Plant protein offers opportunities on both sides for grains

Plant protein offers opportunities on both sides says GrainGrowers

Plant proteins offer benefits for grain growers in Australia.

Plant proteins offer benefits for grain growers in Australia.


The debate over plant protein does not mean choosing either the livestock industry or the new plant protein sector says GrainGrowers.


THE GRAINS industry should not be looking at the debate over plant protein as an 'either or' issue according to the chief executive of lobby group GrainGrowers.

David McKeon said there was a lot of tense debate between plant-based protein manufacturers and the meat industry over the right to use the word meat in branding, but said his organisation was looking to focus on working with both groups and felt there was more to explore than just the definition of the word meat.

"We see great benefits in working in all spaces with a range of partners in terms of protein," Mr McKeon said.

RELATED: CSIRO pours dollars into plant protein business

RELATED: Push to stop us and them mentality on alternative meat

"On one hand the surge in demand for plant based protein has a lot of potential benefits for grain growers, especially pulse producers, with many manufacturers using pulses as a base for their products," he said.

"On the other hand, the meat story is booming, we see the EYCI (eastern young cattle indicator) at record levels and there's some real confidence there.

"The livestock industry is a massive user of feed grain in Australia so when they're going well it flows on to the grains industry."

Mr McKeon said while GrainGrowers had provided a submission to the parliamentary inquiry on the 'Definitions of Meat and Other Animal Products' in favour of changing labelling provisions to avoid 'confusion and unfair outcomes for all stakeholders involved' the organisation was not against the plant protein sector.

"We're seeing so many people altering their diets, whether it is going vegan or whether it is just being flexitarian and trying to leave out meat a night a week, there will be some exciting developments in that space in coming years."

Mr McKeon said there could be a range of ways legumes could be incorporated into a diet for a protein boost.

"We'll see some consumers buying whole or pearled lentils and using them for curries or soup and at the other end of the scale there will be people adding processed protein powder to smoothies or milkshakes," he said.

"Right across a diverse range of diets people will be looking for healthy, affordable and tasty sources of protein and Australian pulses fit this bill.

"At present plant-based protein talk seems to centre on meat substitutes but there is a lot more to it than that."

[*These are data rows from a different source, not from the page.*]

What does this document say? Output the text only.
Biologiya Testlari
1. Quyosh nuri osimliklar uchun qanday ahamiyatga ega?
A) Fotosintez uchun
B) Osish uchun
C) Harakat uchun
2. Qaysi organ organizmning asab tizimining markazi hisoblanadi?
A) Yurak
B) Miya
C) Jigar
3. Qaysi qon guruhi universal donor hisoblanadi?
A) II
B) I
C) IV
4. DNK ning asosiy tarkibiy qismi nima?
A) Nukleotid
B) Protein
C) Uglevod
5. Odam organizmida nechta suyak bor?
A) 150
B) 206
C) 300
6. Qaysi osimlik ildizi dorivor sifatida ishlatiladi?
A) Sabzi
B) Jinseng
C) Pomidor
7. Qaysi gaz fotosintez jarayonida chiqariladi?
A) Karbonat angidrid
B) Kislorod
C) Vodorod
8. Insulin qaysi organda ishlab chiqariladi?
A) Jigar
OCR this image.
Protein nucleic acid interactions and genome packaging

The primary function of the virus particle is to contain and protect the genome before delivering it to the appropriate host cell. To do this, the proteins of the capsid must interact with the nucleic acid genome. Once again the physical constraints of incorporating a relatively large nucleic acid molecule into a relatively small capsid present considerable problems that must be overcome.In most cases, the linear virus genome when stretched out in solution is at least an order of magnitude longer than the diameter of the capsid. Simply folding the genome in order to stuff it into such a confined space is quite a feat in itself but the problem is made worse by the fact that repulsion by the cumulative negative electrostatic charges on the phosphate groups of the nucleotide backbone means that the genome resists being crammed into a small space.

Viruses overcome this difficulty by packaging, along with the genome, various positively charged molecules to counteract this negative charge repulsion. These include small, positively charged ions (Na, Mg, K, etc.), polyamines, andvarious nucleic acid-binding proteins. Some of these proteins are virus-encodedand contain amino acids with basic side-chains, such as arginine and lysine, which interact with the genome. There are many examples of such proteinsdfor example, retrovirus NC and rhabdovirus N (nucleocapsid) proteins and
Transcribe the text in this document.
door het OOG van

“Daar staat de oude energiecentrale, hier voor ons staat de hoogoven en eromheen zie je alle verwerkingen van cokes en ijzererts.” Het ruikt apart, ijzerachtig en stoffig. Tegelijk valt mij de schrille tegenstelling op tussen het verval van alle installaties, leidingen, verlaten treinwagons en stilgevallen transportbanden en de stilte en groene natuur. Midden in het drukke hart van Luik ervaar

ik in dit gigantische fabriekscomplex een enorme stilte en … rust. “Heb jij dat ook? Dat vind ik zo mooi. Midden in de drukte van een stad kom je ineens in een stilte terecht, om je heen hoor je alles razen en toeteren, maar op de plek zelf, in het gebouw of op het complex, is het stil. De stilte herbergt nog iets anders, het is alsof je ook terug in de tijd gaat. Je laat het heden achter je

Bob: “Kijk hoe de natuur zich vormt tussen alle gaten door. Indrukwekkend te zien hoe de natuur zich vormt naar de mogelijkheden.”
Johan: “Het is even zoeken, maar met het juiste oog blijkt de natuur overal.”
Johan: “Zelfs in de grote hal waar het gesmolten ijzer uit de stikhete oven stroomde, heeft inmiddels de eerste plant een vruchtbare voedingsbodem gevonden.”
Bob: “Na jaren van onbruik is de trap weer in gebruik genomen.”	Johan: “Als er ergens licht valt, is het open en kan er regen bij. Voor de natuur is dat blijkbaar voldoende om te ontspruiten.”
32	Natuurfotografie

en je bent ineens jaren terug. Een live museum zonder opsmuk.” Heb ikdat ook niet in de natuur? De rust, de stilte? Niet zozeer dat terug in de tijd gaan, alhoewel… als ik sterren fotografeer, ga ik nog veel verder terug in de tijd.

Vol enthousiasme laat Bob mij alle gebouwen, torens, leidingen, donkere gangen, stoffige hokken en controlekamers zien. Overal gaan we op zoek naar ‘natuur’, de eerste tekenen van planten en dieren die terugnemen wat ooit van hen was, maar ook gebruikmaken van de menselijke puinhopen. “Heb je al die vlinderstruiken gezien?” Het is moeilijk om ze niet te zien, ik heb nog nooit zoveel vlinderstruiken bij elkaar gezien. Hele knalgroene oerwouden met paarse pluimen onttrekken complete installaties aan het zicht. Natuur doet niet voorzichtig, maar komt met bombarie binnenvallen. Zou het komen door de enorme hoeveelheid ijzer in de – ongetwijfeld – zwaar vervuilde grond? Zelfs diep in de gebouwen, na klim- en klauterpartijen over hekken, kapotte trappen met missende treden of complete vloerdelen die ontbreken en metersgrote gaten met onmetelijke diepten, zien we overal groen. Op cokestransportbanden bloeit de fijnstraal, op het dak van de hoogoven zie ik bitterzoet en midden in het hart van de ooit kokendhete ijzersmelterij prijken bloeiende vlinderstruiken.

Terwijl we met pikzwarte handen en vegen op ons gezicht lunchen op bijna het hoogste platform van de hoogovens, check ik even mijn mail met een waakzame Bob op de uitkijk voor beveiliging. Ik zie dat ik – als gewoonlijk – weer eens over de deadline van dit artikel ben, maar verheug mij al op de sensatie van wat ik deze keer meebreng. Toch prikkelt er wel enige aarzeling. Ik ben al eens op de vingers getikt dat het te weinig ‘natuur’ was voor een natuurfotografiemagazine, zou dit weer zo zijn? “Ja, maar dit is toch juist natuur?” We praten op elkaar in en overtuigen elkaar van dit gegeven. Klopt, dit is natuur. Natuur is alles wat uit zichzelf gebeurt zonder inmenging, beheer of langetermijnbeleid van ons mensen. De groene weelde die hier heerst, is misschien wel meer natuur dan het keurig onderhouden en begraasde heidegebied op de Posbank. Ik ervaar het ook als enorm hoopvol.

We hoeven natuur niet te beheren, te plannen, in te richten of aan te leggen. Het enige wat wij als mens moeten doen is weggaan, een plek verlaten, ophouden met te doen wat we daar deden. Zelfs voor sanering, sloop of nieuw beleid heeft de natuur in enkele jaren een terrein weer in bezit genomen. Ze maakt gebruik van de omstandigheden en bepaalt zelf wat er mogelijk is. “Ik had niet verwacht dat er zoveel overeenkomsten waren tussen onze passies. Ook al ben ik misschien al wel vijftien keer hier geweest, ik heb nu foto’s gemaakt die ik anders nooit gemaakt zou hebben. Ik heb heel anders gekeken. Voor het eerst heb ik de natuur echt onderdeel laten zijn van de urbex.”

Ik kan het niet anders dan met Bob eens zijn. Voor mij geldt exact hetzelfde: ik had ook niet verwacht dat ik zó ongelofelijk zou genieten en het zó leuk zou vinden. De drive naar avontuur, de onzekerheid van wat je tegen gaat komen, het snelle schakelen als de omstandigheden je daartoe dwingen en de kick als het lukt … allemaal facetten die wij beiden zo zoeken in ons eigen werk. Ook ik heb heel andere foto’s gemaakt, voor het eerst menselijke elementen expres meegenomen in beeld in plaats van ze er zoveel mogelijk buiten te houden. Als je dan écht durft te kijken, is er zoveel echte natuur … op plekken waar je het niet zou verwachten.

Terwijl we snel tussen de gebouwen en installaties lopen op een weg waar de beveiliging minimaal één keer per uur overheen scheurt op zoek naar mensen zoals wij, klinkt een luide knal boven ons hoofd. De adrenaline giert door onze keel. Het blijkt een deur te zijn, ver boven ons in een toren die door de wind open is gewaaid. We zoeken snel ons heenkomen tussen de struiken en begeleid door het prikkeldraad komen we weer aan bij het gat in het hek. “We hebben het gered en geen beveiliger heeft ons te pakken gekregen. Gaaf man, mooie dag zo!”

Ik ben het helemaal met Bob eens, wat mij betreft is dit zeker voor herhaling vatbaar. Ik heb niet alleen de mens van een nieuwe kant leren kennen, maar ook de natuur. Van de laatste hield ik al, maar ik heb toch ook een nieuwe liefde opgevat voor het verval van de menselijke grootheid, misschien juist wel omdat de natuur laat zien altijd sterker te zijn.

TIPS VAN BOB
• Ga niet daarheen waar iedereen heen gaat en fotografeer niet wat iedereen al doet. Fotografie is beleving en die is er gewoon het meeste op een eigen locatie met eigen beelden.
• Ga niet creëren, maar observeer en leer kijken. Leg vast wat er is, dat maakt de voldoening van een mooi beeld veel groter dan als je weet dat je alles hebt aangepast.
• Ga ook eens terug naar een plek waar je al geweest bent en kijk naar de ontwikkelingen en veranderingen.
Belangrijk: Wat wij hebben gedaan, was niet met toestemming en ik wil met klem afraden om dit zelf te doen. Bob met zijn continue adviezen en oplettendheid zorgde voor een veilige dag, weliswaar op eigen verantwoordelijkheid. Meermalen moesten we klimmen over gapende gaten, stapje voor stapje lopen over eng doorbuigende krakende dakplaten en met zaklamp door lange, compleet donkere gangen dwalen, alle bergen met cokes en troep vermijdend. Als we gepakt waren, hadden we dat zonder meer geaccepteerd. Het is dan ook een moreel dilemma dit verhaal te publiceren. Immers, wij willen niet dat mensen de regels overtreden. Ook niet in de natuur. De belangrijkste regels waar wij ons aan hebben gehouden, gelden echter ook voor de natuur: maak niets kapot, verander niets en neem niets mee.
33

Mr McKeon said it was important to provide an environment for both the livestock and grains industries to flourish.

"We just want to see the best results for Australia's grain growers and that is going to include both the plant-based protein industry and livestock in some form.

"With this in mind we don't want to see activities taking place in terms of labelling that undermine the livestock sector but we're also passionate about facilitating and growing the plant based protein sector in Australia."